Friday, January 13, 2017

An Eclectic Round-up

Well, according to my stats quite a big percentage of readers of this blog do so on an iPhone or Tablet, which means that the information on the side bar is stripped out and they don’t get to see it, unless they hit the view web version button. So here is an eclectic mix of stuff you may have missed …

First up it seems that Crossrail are in a pickle due to Cross & Blackwell. The vaults of their warehouse have been unearthed underneath the old Astoria Nightclub in Charing Cross Road as part of the excavations for the new Tottenham Court Road station. Who knew that Ketchup used to be called Catsup? IanVisits has the full story here, with pictures and news of other Crossrail finds.

Talking of finds, fly-tipping is not what we want to see in our neighbourhood and our Council is taking this very seriously and working with partners such as the City of London Corporation who are responsible for amongst other places, Wanstead Flats. Redbridge report here on the latest prosecution and £9,000 fine for dumping on a site of special scientific interest.

On the subject of waste one company is asking if people need classes to be taught how to recycle correctly.
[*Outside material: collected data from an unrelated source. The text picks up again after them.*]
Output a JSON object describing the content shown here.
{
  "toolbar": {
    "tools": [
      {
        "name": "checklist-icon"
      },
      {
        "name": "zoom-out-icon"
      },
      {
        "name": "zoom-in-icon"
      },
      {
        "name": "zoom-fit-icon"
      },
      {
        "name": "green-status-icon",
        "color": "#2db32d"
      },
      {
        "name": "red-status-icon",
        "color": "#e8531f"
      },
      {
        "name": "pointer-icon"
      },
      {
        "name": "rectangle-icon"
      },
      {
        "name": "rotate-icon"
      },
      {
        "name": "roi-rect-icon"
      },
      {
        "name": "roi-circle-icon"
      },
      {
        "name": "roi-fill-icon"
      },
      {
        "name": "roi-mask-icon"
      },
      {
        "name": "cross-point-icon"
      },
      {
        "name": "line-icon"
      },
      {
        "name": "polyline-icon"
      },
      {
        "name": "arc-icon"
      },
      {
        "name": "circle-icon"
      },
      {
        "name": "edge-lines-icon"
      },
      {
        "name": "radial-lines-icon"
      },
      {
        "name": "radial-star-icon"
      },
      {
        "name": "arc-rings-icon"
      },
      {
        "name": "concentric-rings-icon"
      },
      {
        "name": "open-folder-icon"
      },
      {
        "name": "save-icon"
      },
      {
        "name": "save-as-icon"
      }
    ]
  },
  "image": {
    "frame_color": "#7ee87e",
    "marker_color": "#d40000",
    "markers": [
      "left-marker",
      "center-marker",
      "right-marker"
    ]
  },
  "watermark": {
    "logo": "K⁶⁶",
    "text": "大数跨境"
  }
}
In some areas the recycling is so contaminated that it all just goes straight to landfill. We reported earlier on a case in neighbouring Waltham Forest but we have no information about Redbridge (surprised?).
From leaflet campaigns to door-knocking and practical demonstrations, a multi-pronged approach could really bring forth results, spokesperson Mark Hall explains.
“And where the adults won’t listen, we can take the message into schools,” he says. “Children and young people have traditionally been the standard bearers when it comes to changing adult habits on recycling.
“After all, they’re the generation that’s going to have to clear up this mess we’re in.”
With millions of British people getting their recycling spot-on week-in, week-out. It’s a shame that there are a few who simply don’t get it right and wreck everybody’s efforts.
“It’s these people we have to reach,” says Hall, “The message is everything.”
Also on waste, and following our ReStart party last December, there has been an effort to identify repair businesses which fix battery-powered gadgets and appliances in four boroughs of east London. Over 160 have been identified with half “existing” in some form online, and half surviving entirely via word of mouth and passers-by. The list is not up on-line yet, and we’ll let you know if we find out, but the message is that the repair economy is out there, you just have to look for it.

Meanwhile, over on SophiaHubs Geoff Hill of the Redbridge Chamber of Commerce writes a guest blog with his views for 2017.
Frequently the health of local business is indicative of the well-being of the community; if the businesses are doing well this is reflected in a thriving community with local organisations and activities and a sense of being part of a neighbourhood.
The message for 2017 for all Redbridge enterprises, large, small or micro, must be to become engaged with the life of the local and wider community because they make up the customers, workforce and neighbours who support our thriving business community.
Some way to go there for the traders in Barkingside High Street.

Finally there’s the Met’s Be Safe campaign. It’s all about doing the simple things, and remembering to do them.
Crime prevention isn’t rocket science. We know that simple crime prevention steps are effective and can make a big difference in keeping people and their property safe. However, research commissioned by the MPS showed that whilst many Londoners feel they already have a good awareness of basic crime prevention, these actions are not carried out for a variety of reasons.

We want to encourage Londoners to think about crime prevention in a different way, and to reappraise their own crime prevention behaviours and the actions they can take to protect their property and make their community safer.


  1. One problem with recycling is that no two councils seem to sing from the same hymn sheet. We've now moved away but return to Redbridge from time to time and my wife confesses to be totally confused by the two recycling regimes as much of what we now put in the recycling here is verboten in Redbridge.

    Or is it?

    If we take it to Chigwell, far more is acceptable there than if we put it out in the bin - yet the same contractor runs both the waste collection service and the recycling centre! Of course, the ability to recycle more at Chigwell has to be offset by the cost and by-products from burning the fuel to get it there ...

    Is the world going mad or is it just me ...?

    1. I just pile it up in the garage until I have a boot load, which will be more frequent now as it will include green waste ...

    2. Booting up your piles must be quite painful, B21. Let's hope it's not too frequent an occurrence.

  2. How come home-owners are practically held at ransome to recycle and those who live in flats just put the rubbish in a standard any-old-rubbish bin to go to the four winds?

    1. Why do you assume that "home-owners" don't live in flats and don't recycle?